Es zählt nur beim Gegner – als Zielansprache.
»Sie müssen müde sein, Lefty«, erinnerte sich Gregory endlich. »Der Schock und die Strapazen. Schlafen Sie sich gründlich aus. Wir sehen uns morgen früh um neun Uhr wieder, hier in meinem Office.« Er setzte hinzu: »Und es wird interessant für Sie werden.« Ich wußte, daß ich am nächsten Tag Nachträge zu diesem Fall zu sehen bekäme, die er mir bislang unterschlagen hatte.
4
Der Frühsommer spielte Spätherbst. Windstöße und Regenschauer fegten an diesem Samstag die Berliner Straßen von Passanten leer. Auf beiden Seiten den Stadt waren fast nur noch Liebespaare unterwegs, eng aneinandergedrängt, als wollten sie beweisen, daß der Liebe im Lauf der Jahrtausende auch nicht viel Neues mehr eingefallen war. Wenigstens Wetter und Liebesspiel waren noch einheitlich in der zweigeteilten Weltstadt.
Es war nicht die einzige Gemeinsamkeit. Im Osten wie im Westen saß man vor dem Bildschirm und sah meistens das gleiche Programm, aber hier begann bereits wieder der Unterschied: Bei den Werbeeinblendungen wurden die Westberliner vom Überfluß angeödet, während sie den Zuschauern auf der anderen Seite ein Schlaraffenland vorgaukelten. Freilich lag kein Kuchen dazwischen, durch den man sich beißen konnte, sondern die Mauer.
Viel zu schnell jagte eine schwere dunkle Limousine durch die Heinrich-Heine-Straße, die zu einem der Grenzübergänge in der Mauer führte und deshalb mit Sicherheit Tag und Nacht scharf kontrolliert wurde.
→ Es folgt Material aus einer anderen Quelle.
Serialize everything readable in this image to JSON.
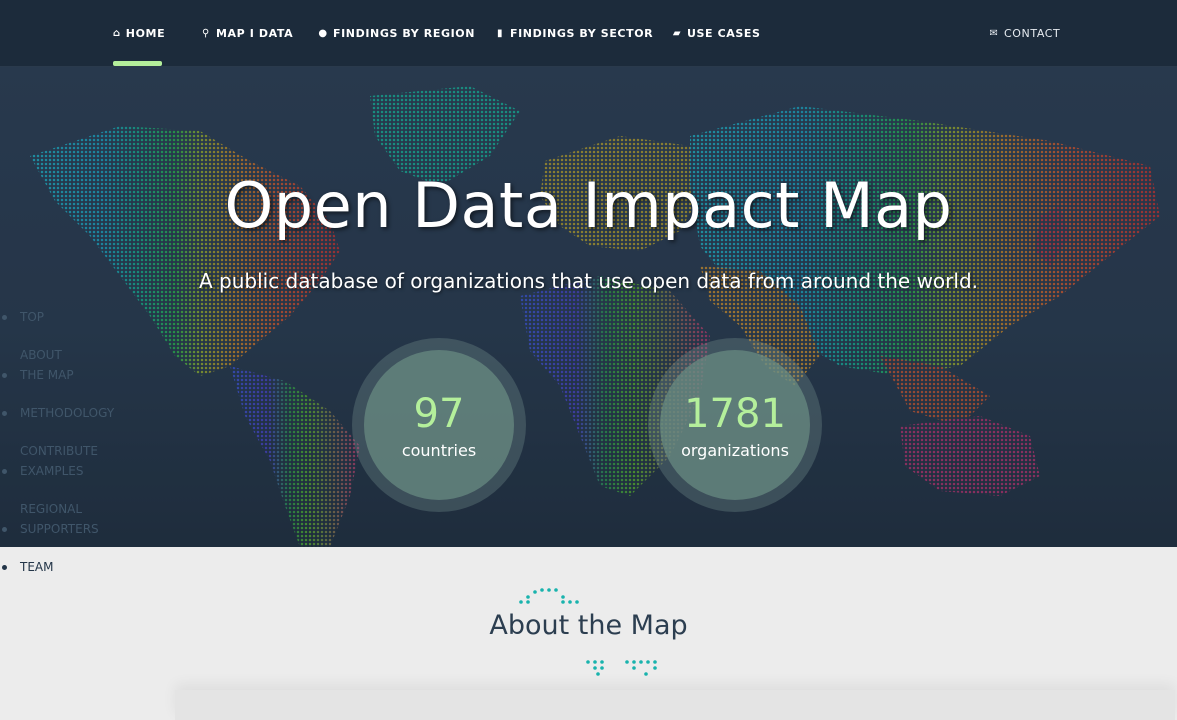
{
  "nav": {
    "items": [
      {
        "label": "HOME",
        "icon": "home-icon",
        "glyph": "⌂"
      },
      {
        "label": "MAP I DATA",
        "icon": "map-marker-icon",
        "glyph": "⚲"
      },
      {
        "label": "FINDINGS BY REGION",
        "icon": "globe-icon",
        "glyph": "●"
      },
      {
        "label": "FINDINGS BY SECTOR",
        "icon": "bookmark-icon",
        "glyph": "▮"
      },
      {
        "label": "USE CASES",
        "icon": "book-icon",
        "glyph": "▰"
      }
    ],
    "contact": {
      "label": "CONTACT",
      "icon": "envelope-icon",
      "glyph": "✉"
    }
  },
  "hero": {
    "title": "Open Data Impact Map",
    "subtitle": "A public database of organizations that use open data from around the world.",
    "stats": [
      {
        "value": "97",
        "label": "countries"
      },
      {
        "value": "1781",
        "label": "organizations"
      }
    ]
  },
  "sidenav": {
    "items": [
      {
        "lines": [
          "TOP"
        ]
      },
      {
        "lines": [
          "ABOUT",
          "THE MAP"
        ]
      },
      {
        "lines": [
          "METHODOLOGY"
        ]
      },
      {
        "lines": [
          "CONTRIBUTE",
          "EXAMPLES"
        ]
      },
      {
        "lines": [
          "REGIONAL",
          "SUPPORTERS"
        ]
      },
      {
        "lines": [
          "TEAM"
        ]
      }
    ]
  },
  "about": {
    "title": "About the Map"
  },
  "colors": {
    "nav_bg": "#1c2b3b",
    "accent_green": "#b4ef9b",
    "teal_dots": "#19b3ad",
    "heading": "#2c3e50"
  }
}
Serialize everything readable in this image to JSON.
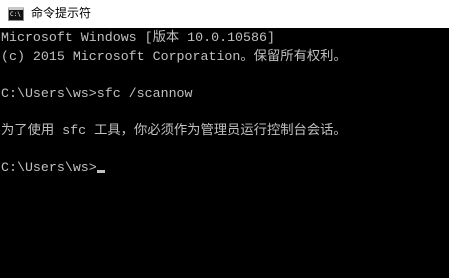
{
  "window": {
    "title": "命令提示符",
    "icon": "cmd-icon",
    "icon_label": "C:\\"
  },
  "console": {
    "lines": [
      "Microsoft Windows [版本 10.0.10586]",
      "(c) 2015 Microsoft Corporation。保留所有权利。",
      "",
      "C:\\Users\\ws>sfc /scannow",
      "",
      "为了使用 sfc 工具，你必须作为管理员运行控制台会话。",
      ""
    ],
    "prompt": "C:\\Users\\ws>"
  },
  "colors": {
    "title_bar_bg": "#ffffff",
    "title_text": "#000000",
    "console_bg": "#000000",
    "console_text": "#c0c0c0"
  }
}
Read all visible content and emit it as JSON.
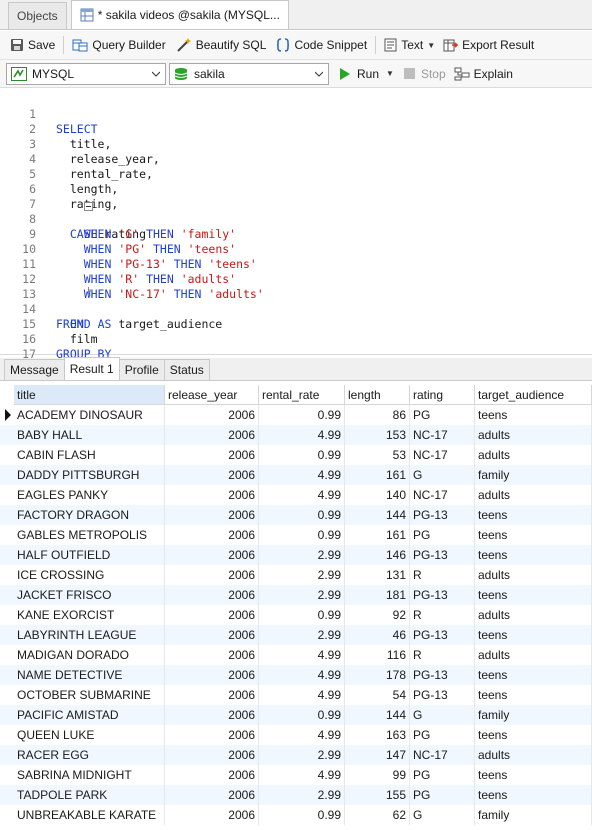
{
  "tabs": {
    "objects": "Objects",
    "query": "* sakila videos @sakila (MYSQL..."
  },
  "toolbar": {
    "save": "Save",
    "query_builder": "Query Builder",
    "beautify": "Beautify SQL",
    "snippet": "Code Snippet",
    "text": "Text",
    "export": "Export Result"
  },
  "connection": {
    "server": "MYSQL",
    "database": "sakila",
    "run": "Run",
    "stop": "Stop",
    "explain": "Explain"
  },
  "editor": {
    "line_numbers": [
      "1",
      "2",
      "3",
      "4",
      "5",
      "6",
      "7",
      "8",
      "9",
      "10",
      "11",
      "12",
      "13",
      "14",
      "15",
      "16",
      "17"
    ]
  },
  "result_tabs": [
    "Message",
    "Result 1",
    "Profile",
    "Status"
  ],
  "grid": {
    "columns": [
      "title",
      "release_year",
      "rental_rate",
      "length",
      "rating",
      "target_audience"
    ],
    "rows": [
      [
        "ACADEMY DINOSAUR",
        "2006",
        "0.99",
        "86",
        "PG",
        "teens"
      ],
      [
        "BABY HALL",
        "2006",
        "4.99",
        "153",
        "NC-17",
        "adults"
      ],
      [
        "CABIN FLASH",
        "2006",
        "0.99",
        "53",
        "NC-17",
        "adults"
      ],
      [
        "DADDY PITTSBURGH",
        "2006",
        "4.99",
        "161",
        "G",
        "family"
      ],
      [
        "EAGLES PANKY",
        "2006",
        "4.99",
        "140",
        "NC-17",
        "adults"
      ],
      [
        "FACTORY DRAGON",
        "2006",
        "0.99",
        "144",
        "PG-13",
        "teens"
      ],
      [
        "GABLES METROPOLIS",
        "2006",
        "0.99",
        "161",
        "PG",
        "teens"
      ],
      [
        "HALF OUTFIELD",
        "2006",
        "2.99",
        "146",
        "PG-13",
        "teens"
      ],
      [
        "ICE CROSSING",
        "2006",
        "2.99",
        "131",
        "R",
        "adults"
      ],
      [
        "JACKET FRISCO",
        "2006",
        "2.99",
        "181",
        "PG-13",
        "teens"
      ],
      [
        "KANE EXORCIST",
        "2006",
        "0.99",
        "92",
        "R",
        "adults"
      ],
      [
        "LABYRINTH LEAGUE",
        "2006",
        "2.99",
        "46",
        "PG-13",
        "teens"
      ],
      [
        "MADIGAN DORADO",
        "2006",
        "4.99",
        "116",
        "R",
        "adults"
      ],
      [
        "NAME DETECTIVE",
        "2006",
        "4.99",
        "178",
        "PG-13",
        "teens"
      ],
      [
        "OCTOBER SUBMARINE",
        "2006",
        "4.99",
        "54",
        "PG-13",
        "teens"
      ],
      [
        "PACIFIC AMISTAD",
        "2006",
        "0.99",
        "144",
        "G",
        "family"
      ],
      [
        "QUEEN LUKE",
        "2006",
        "4.99",
        "163",
        "PG",
        "teens"
      ],
      [
        "RACER EGG",
        "2006",
        "2.99",
        "147",
        "NC-17",
        "adults"
      ],
      [
        "SABRINA MIDNIGHT",
        "2006",
        "4.99",
        "99",
        "PG",
        "teens"
      ],
      [
        "TADPOLE PARK",
        "2006",
        "2.99",
        "155",
        "PG",
        "teens"
      ],
      [
        "UNBREAKABLE KARATE",
        "2006",
        "0.99",
        "62",
        "G",
        "family"
      ]
    ]
  }
}
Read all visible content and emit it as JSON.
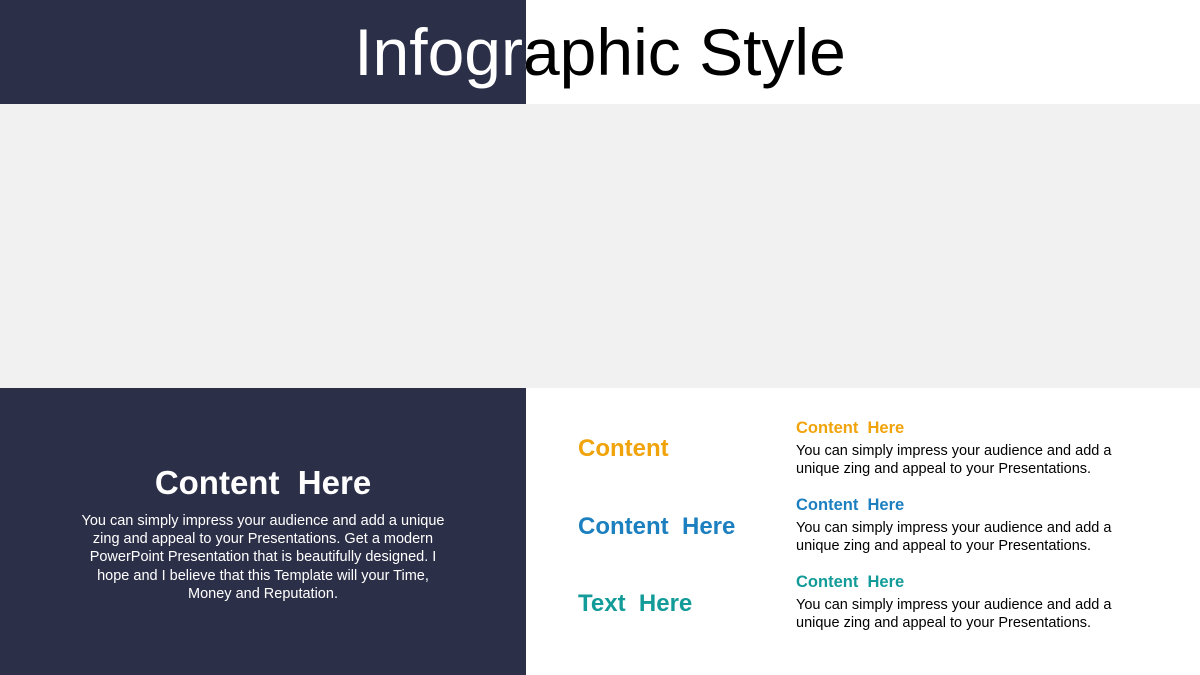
{
  "title": "Infographic Style",
  "left_panel": {
    "heading": "Content  Here",
    "body": "You can simply impress your audience and add a unique zing and appeal to your Presentations. Get a modern PowerPoint  Presentation that is beautifully designed. I hope and I  believe that this Template will your Time, Money and Reputation."
  },
  "rows": [
    {
      "label": "Content",
      "title": "Content  Here",
      "body": "You can simply impress your audience and add a unique zing and appeal to your Presentations.",
      "color": "#f0a30a"
    },
    {
      "label": "Content  Here",
      "title": "Content  Here",
      "body": "You can simply impress your audience and add a unique zing and appeal to your Presentations.",
      "color": "#1c7fbf"
    },
    {
      "label": "Text  Here",
      "title": "Content  Here",
      "body": "You can simply impress your audience and add a unique zing and appeal to your Presentations.",
      "color": "#129b98"
    }
  ],
  "colors": {
    "dark_panel": "#2c2f48",
    "image_placeholder": "#f1f1f1"
  }
}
Ein paar Kilometer Geschwindigkeit zuviel oder auch nur ein Tropfen Alkohol konnten den Führerschein kosten. In diesen Dingen zeigte die Volkspolizei keinerlei Toleranz. Toleranz war ohnedies nicht ihre Stärke. Und – im Verhältnis zur Bevölkerungszahl – es gab im deutschen Osten doppelt so viele Polizisten wie im Westen.
Westen.
Der eilige Fahrer zwängte sich rücksichtslos an der Schlange Westberliner Fahrzeuge vorbei, die umständlich abgefertigt wurde. Ein Leutnant stellte sich ihm wütend in den Weg. Einen Moment lang sah es aus, als wollte ihn der Wagen mit der Diplomatennummer des Ostberliner Handelsministeriums rammen.
Dann erkannte der Vopo-Offizier den Mann am Steuer. Mitten aus der Bewegung heraus stand er stramm: Der Passierschein dieses Grenzgängers mußte nicht kontrolliert werden. Der Insasse der Nobelkutsche – sowjetisches Fabrikat – stellte selbst Passierscheine aus.
Der Leutnant signalisierte freie Fahrt.
Der Bevorzugte rollte seinen Wagen auf einen reservierten Parkplatz, stellte ihn ab, verschloß ihn sorgfältig, ging um ihn herum und kontrollierte pedantisch noch einmal die rechte Seite.
Fast gleichzeitig, wie zufällig, trat der Spitzenfunktionär vom Staatssicherheitsministerium aus der Wachstube. »Dann wünsche ich einen schönen Abend, Genosse Konopka«, grüßte Gelbrich jovial.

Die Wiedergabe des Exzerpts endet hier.